Reynolds, Discourse Six, 1774, in relation to Michelangelo

Reynolds is concerned in Discourse Six, 1774, with the study of the work of other artists, not to the exclusion of the study of nature, but as an aid in the study of nature, and that, for Reynolds, means going back to the 'source from whence they drew their principal excellencies, the monuments of pure antiquity':

It is vain for painters or poets to endeavour to invent without materials on which the mind may work, and from which invention may originate. Nothing can come of nothing. Homer is supposed to be possessed of all the learning of his time: and we are certain that Michelangelo, and Raphael (Raffaelle), were equally possessed of all in the art which had been discovered in the works of their predecessors. A mind enriched by an assemblage of all the treasures of ancient and modern art, will be more elevated and fruitful in resources in proportion to the number of ideas which have been carefully collected and thoroughly digested. ( Reynolds, Discourses, p. 99)
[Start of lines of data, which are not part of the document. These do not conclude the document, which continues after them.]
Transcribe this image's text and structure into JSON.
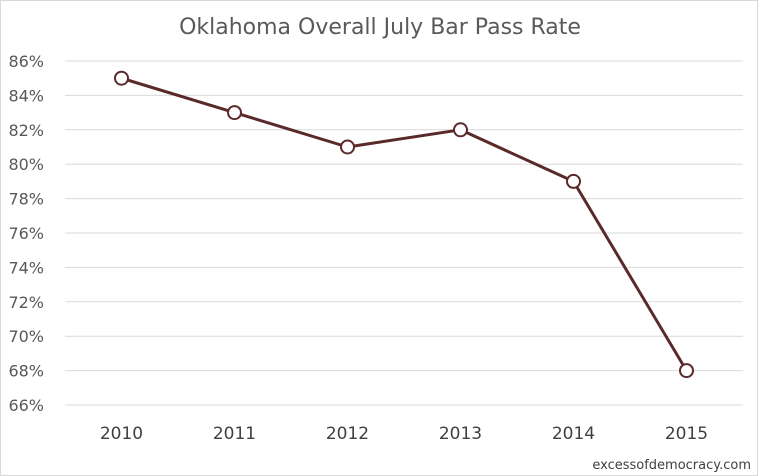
{
  "chart_data": {
    "type": "line",
    "title": "Oklahoma Overall July Bar Pass Rate",
    "categories": [
      "2010",
      "2011",
      "2012",
      "2013",
      "2014",
      "2015"
    ],
    "series": [
      {
        "values": [
          85,
          83,
          81,
          82,
          79,
          68
        ]
      }
    ],
    "ylim": [
      66,
      86
    ],
    "y_ticks": [
      86,
      84,
      82,
      80,
      78,
      76,
      74,
      72,
      70,
      68,
      66
    ],
    "y_tick_labels": [
      "86%",
      "84%",
      "82%",
      "80%",
      "78%",
      "76%",
      "74%",
      "72%",
      "70%",
      "68%",
      "66%"
    ],
    "xlabel": "",
    "ylabel": "",
    "grid": true,
    "legend": "none",
    "colors": {
      "line": "#5a2a2a",
      "marker_fill": "#ffffff",
      "grid": "#d9d9d9",
      "text": "#595959"
    }
  },
  "watermark": "excessofdemocracy.com"
}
Such study of the ancients can be promoted by the 'genius that hovers over... venerable reliques' of the ancients. The relics Reynolds mentions are 'statues, bas-reliefs, intaglios, cameos,... coins' ( Reynolds, Discourses, p. 106). It is through the study of such things that Reynolds believes that art can be restored again as it had been by Michelangelo, and the list reads like the inventory of the possessions of the Medici family in the Palazzo Medici Riccardi, where Michelangelo studied under the partronage of Lorenzo the Magnificent.